The heat of the moment
The term “eloping” always makes me think of Gretna Green.
For more than a century, this southern Scottish hamlet was the destination du jour for couples on the run. You could marry on the spot in Scotland, unlikely in neighboring England where strict age requirements and required parental consent stymied many a marriage.
My fellow Jane Austen fans will know: Gretna Green was the site of an ill-advised wedding or two. It’s where Lydia runs off with Wickham in Pride & Prejudice. “They are certainly not gone to Scotland,” a horrified Lizzy tells Mr. Darcy when she shares the news.
But lovers found happily ever afters in Scotland, too. Couples were so eager to wed that they would disembark as soon as they crossed the border, stopping at the first building they reached in Gretna Green: the blacksmith shop.
The blacksmith, an entrepreneurial minded fellow it seems, offered his shop as a wedding venue. “A hotbed of scandal and intrigue,” the town’s tourist bureau crows. “The ‘Anvil Priests’ would perform the ceremony for ‘a wee dram or a few guineas’ … The hammering of the anvil soon became a notorious sound.”
Like the metals he forged, the tourist bureau continues, “the blacksmith would join couples together in the heat of the moment but bind them for eternity.”
Whatever you call it, you’re still getting married
Your wedding looks different now. It is different now. You are entering your marriage under circumstances you did not plan for, that you did not want. You have lost money, probably a lot of it. People you love — people who taught you what love is so that you could in turn love another person as much as you love your person — are not here to celebrate alongside. It is OK to feel sad. It is human to grieve.
But this is still your wedding, no matter what we call it. This is still the day that you do the one thing that you always wanted to do: You get to marry the person you love.

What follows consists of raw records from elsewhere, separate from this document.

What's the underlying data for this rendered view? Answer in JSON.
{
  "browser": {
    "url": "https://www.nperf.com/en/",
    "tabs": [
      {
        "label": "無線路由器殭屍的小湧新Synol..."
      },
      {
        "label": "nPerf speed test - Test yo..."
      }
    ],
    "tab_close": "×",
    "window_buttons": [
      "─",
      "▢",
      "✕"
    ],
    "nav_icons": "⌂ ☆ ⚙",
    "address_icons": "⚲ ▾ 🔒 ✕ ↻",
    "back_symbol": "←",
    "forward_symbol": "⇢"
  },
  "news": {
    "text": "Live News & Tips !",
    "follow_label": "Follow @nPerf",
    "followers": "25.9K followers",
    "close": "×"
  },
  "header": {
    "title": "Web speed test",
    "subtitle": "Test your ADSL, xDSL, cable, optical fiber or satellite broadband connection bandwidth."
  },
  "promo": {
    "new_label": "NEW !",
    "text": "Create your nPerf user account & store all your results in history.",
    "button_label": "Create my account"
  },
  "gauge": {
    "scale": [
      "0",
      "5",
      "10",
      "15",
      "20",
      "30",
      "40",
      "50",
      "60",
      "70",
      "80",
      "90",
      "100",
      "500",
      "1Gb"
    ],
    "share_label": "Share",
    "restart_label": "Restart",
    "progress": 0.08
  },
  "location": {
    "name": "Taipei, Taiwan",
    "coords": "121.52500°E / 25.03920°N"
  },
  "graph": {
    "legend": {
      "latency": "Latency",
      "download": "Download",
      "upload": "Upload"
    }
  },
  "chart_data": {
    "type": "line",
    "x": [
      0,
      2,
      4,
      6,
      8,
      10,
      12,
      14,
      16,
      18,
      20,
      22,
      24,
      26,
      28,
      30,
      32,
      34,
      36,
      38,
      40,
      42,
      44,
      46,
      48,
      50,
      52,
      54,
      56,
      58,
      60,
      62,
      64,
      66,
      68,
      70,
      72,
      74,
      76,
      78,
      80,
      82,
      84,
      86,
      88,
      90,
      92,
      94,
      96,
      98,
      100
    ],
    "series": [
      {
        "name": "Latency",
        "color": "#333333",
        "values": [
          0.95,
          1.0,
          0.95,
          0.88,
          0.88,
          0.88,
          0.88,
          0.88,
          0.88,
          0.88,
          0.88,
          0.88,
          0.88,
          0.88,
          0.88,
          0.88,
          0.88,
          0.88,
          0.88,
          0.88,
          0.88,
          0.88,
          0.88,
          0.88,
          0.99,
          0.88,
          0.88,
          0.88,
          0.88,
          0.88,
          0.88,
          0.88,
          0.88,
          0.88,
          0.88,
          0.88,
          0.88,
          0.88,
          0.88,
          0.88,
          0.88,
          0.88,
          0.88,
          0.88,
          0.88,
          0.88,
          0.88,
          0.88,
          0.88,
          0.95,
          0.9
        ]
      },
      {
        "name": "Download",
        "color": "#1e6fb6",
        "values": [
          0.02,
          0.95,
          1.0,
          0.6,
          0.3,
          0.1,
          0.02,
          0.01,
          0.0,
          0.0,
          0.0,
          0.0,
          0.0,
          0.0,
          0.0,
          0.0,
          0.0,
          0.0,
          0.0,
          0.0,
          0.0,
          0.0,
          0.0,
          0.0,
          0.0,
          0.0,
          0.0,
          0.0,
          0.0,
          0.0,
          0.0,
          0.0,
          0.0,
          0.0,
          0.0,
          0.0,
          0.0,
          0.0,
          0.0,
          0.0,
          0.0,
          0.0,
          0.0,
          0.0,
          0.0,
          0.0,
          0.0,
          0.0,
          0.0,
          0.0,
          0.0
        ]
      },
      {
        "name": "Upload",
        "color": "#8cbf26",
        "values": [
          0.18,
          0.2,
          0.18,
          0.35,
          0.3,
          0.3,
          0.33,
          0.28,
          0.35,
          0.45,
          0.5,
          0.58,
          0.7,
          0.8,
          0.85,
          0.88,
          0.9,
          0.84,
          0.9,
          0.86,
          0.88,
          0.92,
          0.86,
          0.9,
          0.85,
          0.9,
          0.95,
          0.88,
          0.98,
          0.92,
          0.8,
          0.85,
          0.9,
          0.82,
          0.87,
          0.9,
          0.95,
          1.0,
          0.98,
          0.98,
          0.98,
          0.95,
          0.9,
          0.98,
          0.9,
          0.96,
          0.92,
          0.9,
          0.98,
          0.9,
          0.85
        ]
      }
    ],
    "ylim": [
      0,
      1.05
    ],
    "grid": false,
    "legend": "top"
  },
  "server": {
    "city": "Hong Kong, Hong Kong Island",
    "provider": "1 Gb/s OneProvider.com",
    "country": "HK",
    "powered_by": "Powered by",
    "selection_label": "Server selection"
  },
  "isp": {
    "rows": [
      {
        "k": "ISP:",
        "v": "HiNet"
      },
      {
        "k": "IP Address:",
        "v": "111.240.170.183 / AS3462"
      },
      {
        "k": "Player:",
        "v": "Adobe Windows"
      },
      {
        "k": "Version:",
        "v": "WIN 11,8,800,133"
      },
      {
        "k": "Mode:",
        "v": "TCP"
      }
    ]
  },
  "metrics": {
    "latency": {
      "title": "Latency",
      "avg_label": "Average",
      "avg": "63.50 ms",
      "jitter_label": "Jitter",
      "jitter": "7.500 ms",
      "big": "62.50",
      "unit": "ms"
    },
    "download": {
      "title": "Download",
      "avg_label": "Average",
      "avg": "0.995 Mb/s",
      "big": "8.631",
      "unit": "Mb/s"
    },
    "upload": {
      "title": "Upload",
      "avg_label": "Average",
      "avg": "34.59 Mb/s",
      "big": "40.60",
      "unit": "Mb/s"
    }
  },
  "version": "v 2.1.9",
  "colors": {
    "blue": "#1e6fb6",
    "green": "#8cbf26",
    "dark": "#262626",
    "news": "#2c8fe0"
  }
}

Let’s take a cue from the lovers of Gretna Green and imagine ourselves racing at midnight, the horses steaming, the stagecoach jostling. Outside, the moon our only light. We are running away from a world that didn’t want this love to happen, that tried to prevent this marriage from being born. And still, we won.
Ahead, the anvil hammers, a battle cry. Something new is about to be made. Joined in the heat of the moment, bound for eternity — what emerges from the fire is stronger than it might have been. It is beautiful. It is made to last.